General information
- Type: Homebuilt aircraft
- National origin: United States
- Manufacturer: Ragwing Aircraft Designs
- Designer: Roger Mann
- Status: Plans available
- Number built: 4 (1998)

History
- Introduction date: 1996
- First flight: 1996

= RagWing RW11 Rag-A-Bond =

Two-seat, single engine homebuilt aircraft

The RagWing RW11 Rag-A-Bond is a two-seat, high wing, strut-braced, conventional landing gear, single engine homebuilt aircraft designed by Roger Mann and sold as plans by RagWing Aircraft Designs for amateur construction.

The RW11 is a replica of the Piper PA-15 Vagabond.

==Design and development==
The RW11 was designed for the US experimental homebuilt aircraft category or as a US FAR 103 Ultralight Vehicles two-seat ultralight trainer and first flown in 1996.

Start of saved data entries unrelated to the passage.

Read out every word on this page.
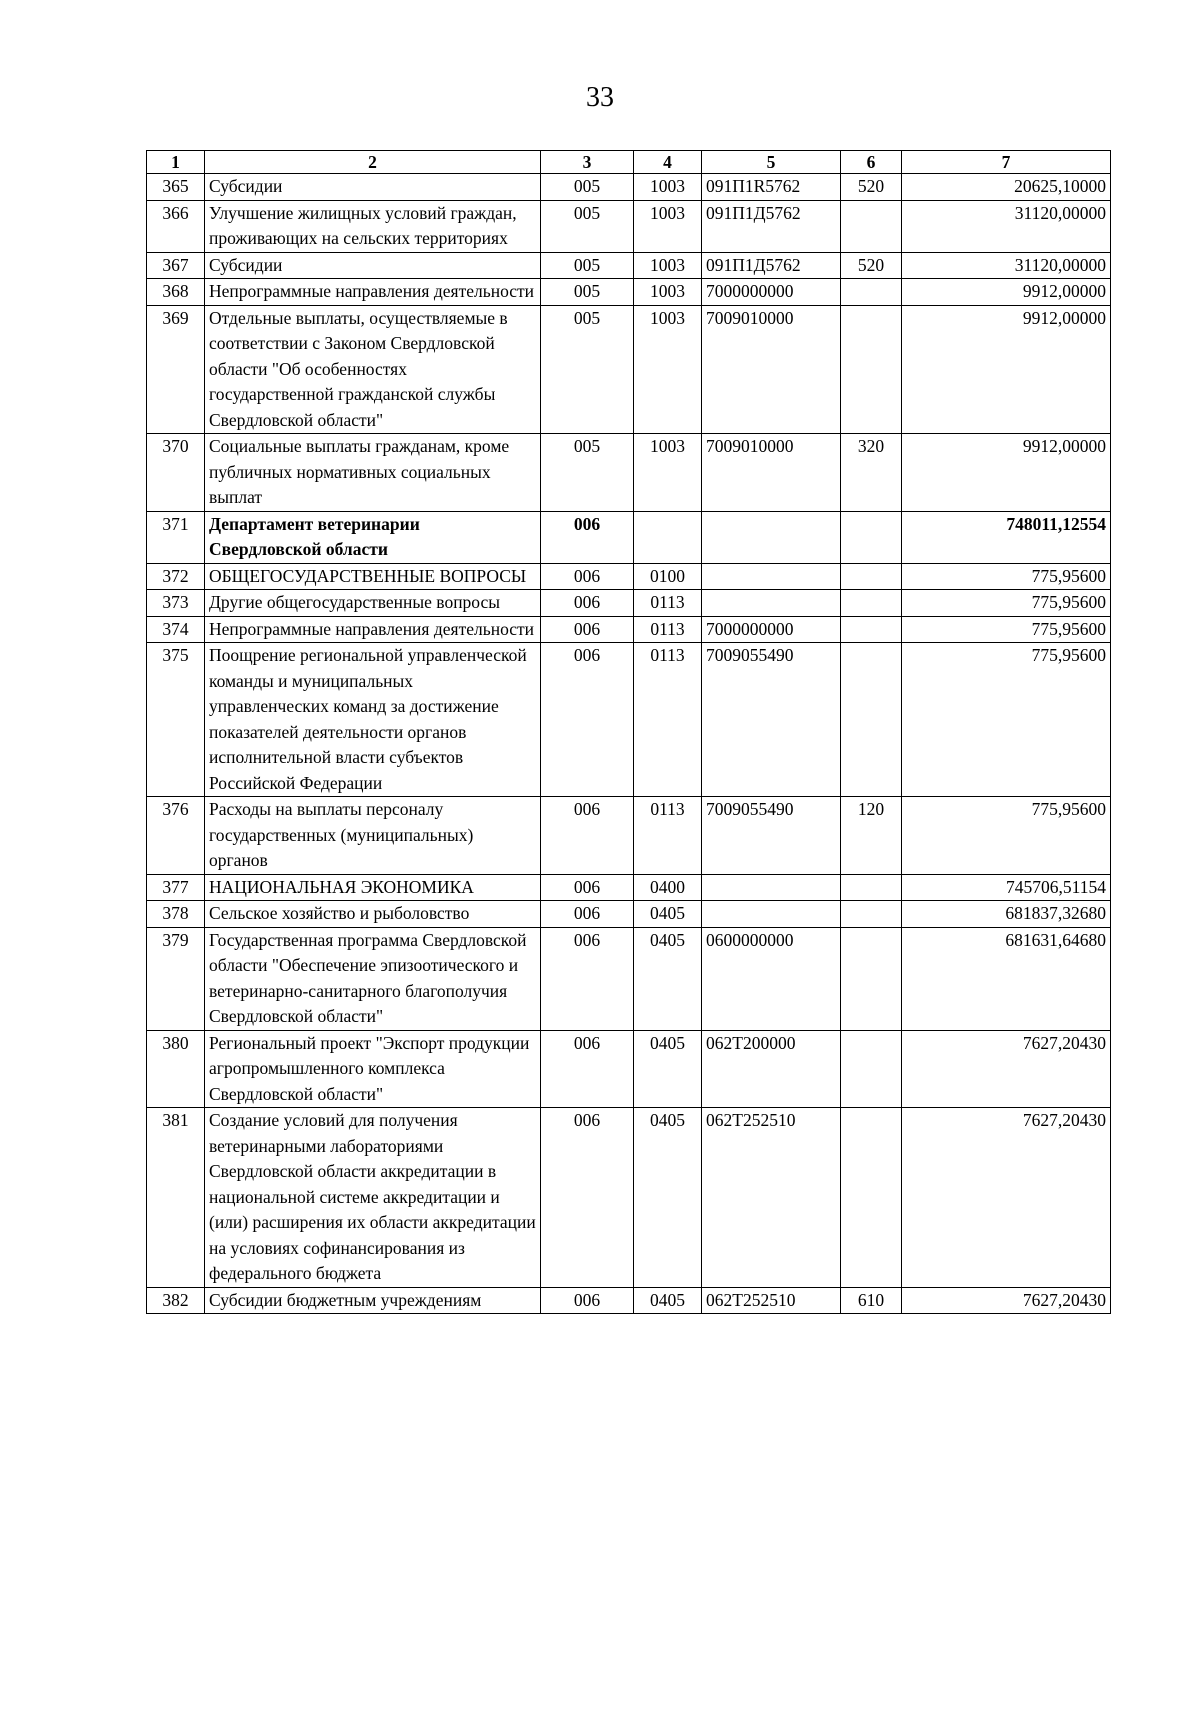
33
1	2	3	4	5	6	7
365	Субсидии	005	1003	091П1R5762	520	20625,10000
366	Улучшение жилищных условий граждан, проживающих на сельских территориях	005	1003	091П1Д5762		31120,00000
367	Субсидии	005	1003	091П1Д5762	520	31120,00000
368	Непрограммные направления деятельности	005	1003	7000000000		9912,00000
369	Отдельные выплаты, осуществляемые в соответствии с Законом Свердловской области "Об особенностях государственной гражданской службы Свердловской области"	005	1003	7009010000		9912,00000
370	Социальные выплаты гражданам, кроме публичных нормативных социальных выплат	005	1003	7009010000	320	9912,00000
371	Департамент ветеринарии Свердловской области	006				748011,12554
372	ОБЩЕГОСУДАРСТВЕННЫЕ ВОПРОСЫ	006	0100			775,95600
373	Другие общегосударственные вопросы	006	0113			775,95600
374	Непрограммные направления деятельности	006	0113	7000000000		775,95600
375	Поощрение региональной управленческой команды и муниципальных управленческих команд за достижение показателей деятельности органов исполнительной власти субъектов Российской Федерации	006	0113	7009055490		775,95600
376	Расходы на выплаты персоналу государственных (муниципальных) органов	006	0113	7009055490	120	775,95600
377	НАЦИОНАЛЬНАЯ ЭКОНОМИКА	006	0400			745706,51154
378	Сельское хозяйство и рыболовство	006	0405			681837,32680
379	Государственная программа Свердловской области "Обеспечение эпизоотического и ветеринарно-санитарного благополучия Свердловской области"	006	0405	0600000000		681631,64680
380	Региональный проект "Экспорт продукции агропромышленного комплекса Свердловской области"	006	0405	062Т200000		7627,20430
381	Создание условий для получения ветеринарными лабораториями Свердловской области аккредитации в национальной системе аккредитации и (или) расширения их области аккредитации на условиях софинансирования из федерального бюджета	006	0405	062Т252510		7627,20430
382	Субсидии бюджетным учреждениям	006	0405	062Т252510	610	7627,20430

The airframe is constructed entirely from wood and covered with aircraft fabric. The landing gear is of conventional configuration with bungee suspension. The cabin is internally 42 in wide and drooped STOL style wingtips are optional. The aircraft's installed power range is 52 to 100 hp and the standard engine is the 52 hp Rotax 503, although the 70 hp 2si 690 and 73 hp Subaru EA-81 engines have also been used.

The RW11 is only offered as plans and the designer estimates it will take 500 hours to complete the aircraft.